🤖 AI Summary
This work addresses the tendency of large language models to produce verbose and poorly generalizing prompts during prompt optimization, often due to distributional overfitting. To mitigate this issue, the authors propose TextReg, a framework that enhances representational efficiency and out-of-distribution generalization through a dual-factor metric of representational inefficiency. TextReg integrates regularized text-space optimization with three key components: dual-evidence gradient purification, semantic editing regularization, and guided prompt updating. Experimental results demonstrate that TextReg significantly outperforms existing methods across multiple reasoning benchmarks, achieving accuracy improvements of up to 11.8% over TextGrad and 16.5% over REVOLVE.
📝 Abstract
Large language models (LLMs) are highly sensitive to the prompts used to specify task objectives and behavioral constraints.
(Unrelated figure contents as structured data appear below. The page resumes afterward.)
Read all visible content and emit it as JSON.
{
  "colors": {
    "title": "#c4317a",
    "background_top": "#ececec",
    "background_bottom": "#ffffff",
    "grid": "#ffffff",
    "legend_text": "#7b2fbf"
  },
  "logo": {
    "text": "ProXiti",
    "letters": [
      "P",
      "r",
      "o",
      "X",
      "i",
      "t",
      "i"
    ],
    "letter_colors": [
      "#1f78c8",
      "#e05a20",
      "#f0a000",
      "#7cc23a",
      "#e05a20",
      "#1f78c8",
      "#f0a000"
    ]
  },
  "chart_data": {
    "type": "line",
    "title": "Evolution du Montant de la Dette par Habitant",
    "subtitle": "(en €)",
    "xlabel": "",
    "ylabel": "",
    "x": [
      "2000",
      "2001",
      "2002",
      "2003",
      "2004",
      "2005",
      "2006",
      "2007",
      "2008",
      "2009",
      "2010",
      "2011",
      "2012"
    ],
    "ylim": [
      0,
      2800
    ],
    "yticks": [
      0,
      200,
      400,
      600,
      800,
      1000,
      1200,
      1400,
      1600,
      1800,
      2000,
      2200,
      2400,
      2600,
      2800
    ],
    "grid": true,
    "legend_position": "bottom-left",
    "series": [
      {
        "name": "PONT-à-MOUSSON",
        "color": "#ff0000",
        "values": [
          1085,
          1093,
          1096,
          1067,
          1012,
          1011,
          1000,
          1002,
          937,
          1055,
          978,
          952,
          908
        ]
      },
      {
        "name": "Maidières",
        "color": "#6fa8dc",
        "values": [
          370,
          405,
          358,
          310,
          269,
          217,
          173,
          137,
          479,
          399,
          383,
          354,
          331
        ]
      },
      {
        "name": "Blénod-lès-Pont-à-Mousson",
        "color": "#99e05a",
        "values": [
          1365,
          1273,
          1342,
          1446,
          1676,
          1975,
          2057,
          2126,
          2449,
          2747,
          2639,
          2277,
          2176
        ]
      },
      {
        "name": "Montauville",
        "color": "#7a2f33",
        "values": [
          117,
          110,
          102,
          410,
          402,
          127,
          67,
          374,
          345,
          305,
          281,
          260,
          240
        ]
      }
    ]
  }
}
Many recent prompt optimization methods iteratively rewrite prompts using LLM-generated feedback, but the resulting prompts often become longer, accumulate narrow sample-specific rules, and generalize poorly beyond the training distribution. We study this failure mode as prompt distributional overfitting and argue that it reflects a lack of representation control in discrete text-space optimization. We formalize this view through representational inefficiency, a dual-factor measure that decomposes prompt inefficiency into capacity cost and scope narrowness, attributing distributional prompt overfitting to their coupled growth during optimization. We propose TextReg, a regularization framework that realizes a soft-penalty objective through regularized textual gradients, combining Dual-Evidence Gradient Purification, Semantic Edit Regularization, and Regularization-Guided Prompt Update. Across multiple reasoning benchmarks, TextReg substantially improves out-of-distribution (OOD) generalization, with accuracy gains of up to +11.8% over TextGrad and +16.5% over REVOLVE.